Reichenbach and Grünbaum noted that “the relation of simultaneity within each inertial reference frame contains an ineradicable element of convention which reveals itself in our ability to select (within certain limits) the value to be assigned to the one-way speed of light in that inertial frame.” (John A. Winnie, “Special Relativity without One-Way Velocity Assumptions: Part I,” Philosophy of Science, Vol. 37, No. 1, Mar., 1970, p. 81.)
Because the speed of light is measured as a round-trip speed, the one-way speed of light is unknown. It is a convention. This thesis is called the conventionality of simultaneity. Winnie writes (p. 82):
At time t1, by the clock at A, a light beam is sent to B and reflected back to A. Suppose that the return beam arrives at A at time t3 by the A-clock. The question now arises: at what time t2 (by the A-clock) did the beam arrive at B? Were we to “postulate” that the back and forth travel-times of the light beam were equal, clearly the answer is:
(1-1 ) t2 = t1 + (t3 – t1)/2
But should we fail to postulate the equality of the back-and-forth travel times, the best that we could do in this case would be to maintain that t2 is some timepoint between t1 and t3. Thus (using Reichenbach’s notation) we have the claim:
(1-2) t2 = t1 + ε(t3 – t1), (0 < ε < 1).
The simplest convention is one in which ε = ½, which is what Einstein suggested, by synchronizing clocks this way and slowly transporting them to other locations. It is called Einstein synchronization or synchrony convention (ESC). That way, the speed of light has the same value going and coming; it is a constant, c.
What would Galileo do? To preserve the Galilean transformation as much as possible, the speed of light either outgoing or incoming could be made effectively infinite. That would require a value of ε that is 0 (infinite speed outgoing) or 1 (infinite speed incoming). Such a Galilean synchrony convention (GSC) would need the speed of light in the other direction to equal c/2, that is, half of the ESC speed of light. That is because the harmonic mean of infinity and c/2 equals c (sequential speeds are averaged by the harmonic mean, not the arithmetic mean). Jason Lisle proposed such an anisotropic synchrony convention (ASC).

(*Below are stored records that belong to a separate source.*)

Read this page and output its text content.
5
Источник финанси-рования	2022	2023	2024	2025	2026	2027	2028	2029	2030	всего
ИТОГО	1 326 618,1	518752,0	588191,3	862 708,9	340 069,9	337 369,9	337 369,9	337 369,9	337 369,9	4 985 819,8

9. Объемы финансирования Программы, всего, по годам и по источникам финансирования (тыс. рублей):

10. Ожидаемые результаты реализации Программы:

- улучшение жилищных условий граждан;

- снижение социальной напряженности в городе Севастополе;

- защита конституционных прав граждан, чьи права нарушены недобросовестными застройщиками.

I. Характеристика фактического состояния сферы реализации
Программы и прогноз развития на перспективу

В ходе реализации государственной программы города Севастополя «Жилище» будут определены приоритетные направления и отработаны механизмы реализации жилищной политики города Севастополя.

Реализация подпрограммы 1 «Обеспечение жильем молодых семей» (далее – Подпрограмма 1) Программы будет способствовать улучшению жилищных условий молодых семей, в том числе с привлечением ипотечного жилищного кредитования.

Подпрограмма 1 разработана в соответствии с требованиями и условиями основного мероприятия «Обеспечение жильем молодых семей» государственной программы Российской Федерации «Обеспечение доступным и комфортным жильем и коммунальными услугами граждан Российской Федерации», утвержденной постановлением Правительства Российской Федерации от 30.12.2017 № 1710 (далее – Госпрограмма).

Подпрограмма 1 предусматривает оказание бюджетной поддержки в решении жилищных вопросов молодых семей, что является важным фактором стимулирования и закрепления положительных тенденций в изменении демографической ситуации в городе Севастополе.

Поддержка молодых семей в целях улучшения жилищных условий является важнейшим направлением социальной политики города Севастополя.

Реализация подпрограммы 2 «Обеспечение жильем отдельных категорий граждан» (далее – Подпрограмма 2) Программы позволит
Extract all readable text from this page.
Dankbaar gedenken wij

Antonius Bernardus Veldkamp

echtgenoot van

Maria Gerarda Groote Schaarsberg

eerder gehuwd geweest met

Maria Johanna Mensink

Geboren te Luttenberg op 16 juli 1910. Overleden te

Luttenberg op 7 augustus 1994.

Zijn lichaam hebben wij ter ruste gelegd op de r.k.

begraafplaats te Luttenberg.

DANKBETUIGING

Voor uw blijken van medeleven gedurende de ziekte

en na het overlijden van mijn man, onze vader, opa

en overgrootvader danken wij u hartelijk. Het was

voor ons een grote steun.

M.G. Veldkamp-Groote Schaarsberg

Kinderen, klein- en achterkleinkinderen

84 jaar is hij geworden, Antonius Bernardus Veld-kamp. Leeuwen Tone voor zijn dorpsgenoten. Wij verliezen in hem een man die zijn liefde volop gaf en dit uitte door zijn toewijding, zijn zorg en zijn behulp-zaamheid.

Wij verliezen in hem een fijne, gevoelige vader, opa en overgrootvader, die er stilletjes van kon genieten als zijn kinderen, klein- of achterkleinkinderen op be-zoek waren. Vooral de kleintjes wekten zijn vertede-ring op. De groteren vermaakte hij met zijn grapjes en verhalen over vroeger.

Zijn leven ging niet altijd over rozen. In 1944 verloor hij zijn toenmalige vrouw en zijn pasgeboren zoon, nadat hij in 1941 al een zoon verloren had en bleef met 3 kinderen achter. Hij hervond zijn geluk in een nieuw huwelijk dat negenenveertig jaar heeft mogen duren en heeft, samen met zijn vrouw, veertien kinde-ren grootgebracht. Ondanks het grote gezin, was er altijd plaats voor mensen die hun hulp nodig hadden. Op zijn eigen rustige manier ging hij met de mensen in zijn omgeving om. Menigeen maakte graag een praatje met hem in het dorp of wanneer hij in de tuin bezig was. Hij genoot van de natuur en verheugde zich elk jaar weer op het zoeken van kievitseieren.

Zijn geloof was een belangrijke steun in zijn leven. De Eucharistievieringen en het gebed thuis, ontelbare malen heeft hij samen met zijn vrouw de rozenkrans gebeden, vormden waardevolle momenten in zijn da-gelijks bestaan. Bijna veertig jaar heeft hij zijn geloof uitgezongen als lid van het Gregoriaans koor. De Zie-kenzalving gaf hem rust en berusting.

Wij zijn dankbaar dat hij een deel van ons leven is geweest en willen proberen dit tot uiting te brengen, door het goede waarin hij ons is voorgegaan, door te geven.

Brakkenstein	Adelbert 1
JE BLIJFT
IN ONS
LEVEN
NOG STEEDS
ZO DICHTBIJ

Synchrony is also required for those who use the diurnal movement of the sun and stars to tell time, i.e., the apparent or mean solar time. This applies to travel on or near the surface of the earth. The round trip time should not be affected by latitude or longitude, but without a correction for longitude, the travel time east or west would not match the return trip because of the direction of the sun’s motion. If one did not correct for latitude, travel north or south could also not match the return trip. It would be possible for a airplane to fly west with the sun or stars in the same position, so that no time elapsed in this sense.